Advice for employers:
- Facilitate: Create the conditions for curiosity - carve out time and space for people to explore, learn and play. You can’t claim to value learning while filling every hour with delivery. With this in mind, provide both structured and unstructured opportunities to experiment, giving employees room to learn in ways that suit them. It’s also a great idea to intentionally mix teams across functions - HR and people, marketing, data science, finance, client services, field marketers etc. - to stretch perspectives and expand how AI is applied.
- Encourage: Set the direction and the moonshot. Make it clear that AI experimentation isn’t a side project, it’s part of how the organisation grows. Start with practical wins: show how AI can save time or simplify tasks to spark confidence. Then look to celebrate successes and highlight the benefits of AI in both professional and personal contexts to keep momentum.
- Model: Don’t just talk about AI; use it. Share your own learning curve, experiments, and missteps. When leaders learn alongside interns and analysts, it shows that this isn’t a hierarchy of capability, it’s a shared journey. Learning in public helps build psychological safety and encourages employees to experiment themselves.
- Equip: Give people the tools, access, and support networks they need: AI Ambassadors, workshops, certifications, and open learning spaces. Offer multiple on-ramps for learning: formal training, peer mentoring, buddy systems, and rewards for experimentation. All of this will help support employees in building both capability and confidence to drive their own growth.
- Protect: Focus on progression, not perfection. Every “AI win” is celebrated, and every “AI fail” is shared just as openly. Retraining isn’t just skill-building; it’s belief-building. Capability can spark belief just as much as belief sparks capability. When mindset and capability grow together, that’s when transformation actually sticks. As an example, if your employee is overwhelmed by workload, start with the efficiency lever, showing how AI can save time or remove repetitive tasks. Once someone automates a task or co-writes an idea with AI, there’s a mental unlock - “oh, I can do this”. That’s the moment the mindset shifts. That first small win opens up capacity, and capacity opens the mind.
Balancing change, choice, and human potential
While the principles of facilitating, encouraging, modelling, equipping and protecting learning are all solid, it’s important to add that employers can’t drag employees into the future - they have to want to go. I understand the pragmatism here; roles are changing faster than ever, and not everyone was hired in an AI-native world. The goal, however, should be to take as many people along for the journey as possible. And remember, the true return on investment in L&D isn’t just retention - it’s the long-term value created through skills, innovation and stronger networks.
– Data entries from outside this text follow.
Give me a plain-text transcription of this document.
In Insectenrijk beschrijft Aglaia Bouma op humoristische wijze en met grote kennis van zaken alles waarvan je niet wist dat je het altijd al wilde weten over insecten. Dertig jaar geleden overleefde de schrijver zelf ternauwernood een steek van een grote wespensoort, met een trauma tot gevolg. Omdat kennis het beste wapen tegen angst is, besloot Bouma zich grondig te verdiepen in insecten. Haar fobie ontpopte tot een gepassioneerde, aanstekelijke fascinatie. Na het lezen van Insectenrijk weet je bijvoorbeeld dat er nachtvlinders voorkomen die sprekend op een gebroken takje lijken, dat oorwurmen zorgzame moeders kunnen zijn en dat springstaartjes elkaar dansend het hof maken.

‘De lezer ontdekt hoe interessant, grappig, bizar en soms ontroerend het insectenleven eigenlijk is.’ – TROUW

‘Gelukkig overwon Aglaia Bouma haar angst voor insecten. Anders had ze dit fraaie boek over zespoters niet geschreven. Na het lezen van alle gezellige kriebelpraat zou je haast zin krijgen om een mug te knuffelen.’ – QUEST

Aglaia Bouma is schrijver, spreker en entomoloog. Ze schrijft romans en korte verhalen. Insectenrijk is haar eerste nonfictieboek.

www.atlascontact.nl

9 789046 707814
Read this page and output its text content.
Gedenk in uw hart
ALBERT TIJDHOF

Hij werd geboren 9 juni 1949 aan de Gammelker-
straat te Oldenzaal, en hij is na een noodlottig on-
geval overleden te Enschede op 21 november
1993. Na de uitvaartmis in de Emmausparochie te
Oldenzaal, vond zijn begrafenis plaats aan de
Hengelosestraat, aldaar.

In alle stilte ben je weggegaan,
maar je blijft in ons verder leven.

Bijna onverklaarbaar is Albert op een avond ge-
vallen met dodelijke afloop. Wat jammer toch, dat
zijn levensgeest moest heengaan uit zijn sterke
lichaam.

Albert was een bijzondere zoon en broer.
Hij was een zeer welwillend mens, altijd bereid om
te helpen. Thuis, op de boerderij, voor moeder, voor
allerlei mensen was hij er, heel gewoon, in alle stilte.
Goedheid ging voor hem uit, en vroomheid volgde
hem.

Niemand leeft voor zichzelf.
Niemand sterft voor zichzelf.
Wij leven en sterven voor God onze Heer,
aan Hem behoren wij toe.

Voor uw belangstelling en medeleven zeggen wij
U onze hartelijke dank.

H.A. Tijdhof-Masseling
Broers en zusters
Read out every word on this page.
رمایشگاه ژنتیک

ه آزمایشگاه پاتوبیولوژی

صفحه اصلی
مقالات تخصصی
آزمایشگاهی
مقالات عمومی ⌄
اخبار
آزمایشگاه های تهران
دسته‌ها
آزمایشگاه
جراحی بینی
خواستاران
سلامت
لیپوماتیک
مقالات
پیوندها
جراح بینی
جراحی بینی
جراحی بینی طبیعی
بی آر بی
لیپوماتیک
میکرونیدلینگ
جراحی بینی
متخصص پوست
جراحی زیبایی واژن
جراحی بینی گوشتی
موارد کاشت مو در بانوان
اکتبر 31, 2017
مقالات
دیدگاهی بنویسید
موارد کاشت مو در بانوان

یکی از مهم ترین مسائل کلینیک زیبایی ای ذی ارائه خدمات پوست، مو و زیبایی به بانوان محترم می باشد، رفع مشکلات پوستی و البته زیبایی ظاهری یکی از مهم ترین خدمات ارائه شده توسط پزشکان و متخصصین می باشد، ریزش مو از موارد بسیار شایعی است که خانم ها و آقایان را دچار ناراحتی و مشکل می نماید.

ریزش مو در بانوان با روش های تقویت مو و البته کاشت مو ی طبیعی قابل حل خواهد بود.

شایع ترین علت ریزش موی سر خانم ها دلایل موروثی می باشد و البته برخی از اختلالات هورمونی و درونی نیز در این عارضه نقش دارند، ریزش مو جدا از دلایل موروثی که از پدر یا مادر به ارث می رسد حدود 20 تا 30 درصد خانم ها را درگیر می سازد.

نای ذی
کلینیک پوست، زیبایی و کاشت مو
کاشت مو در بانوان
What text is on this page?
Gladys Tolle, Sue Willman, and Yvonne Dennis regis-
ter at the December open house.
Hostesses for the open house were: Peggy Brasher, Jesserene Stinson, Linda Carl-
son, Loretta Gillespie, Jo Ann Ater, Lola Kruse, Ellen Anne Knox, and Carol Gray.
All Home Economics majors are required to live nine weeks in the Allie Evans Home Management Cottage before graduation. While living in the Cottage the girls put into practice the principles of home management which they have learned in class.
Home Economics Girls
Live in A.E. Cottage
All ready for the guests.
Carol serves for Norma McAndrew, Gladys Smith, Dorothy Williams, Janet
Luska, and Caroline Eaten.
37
Nonetheless, after all these efforts, if someone remains resistant, organisations - like we’ve seen with Accenture - will need to make hard calls. For me, this is completely warranted, as long as these decisions aren’t used to disguise bias or exclusion.
In the short-term, this shift and way of thinking from companies may well widen the skills gap. That’s inevitable in any wave of disruption. But in the long-term, AI will act as a great leveller. It’s already breaking down geographic barriers, democratising access to knowledge, making learning more personalised, and skills more transferable. For me, I see AI as an assistant for creativity and human potential. The companies that thrive won’t be the ones with the most automation, they’ll be the ones with the most imagination.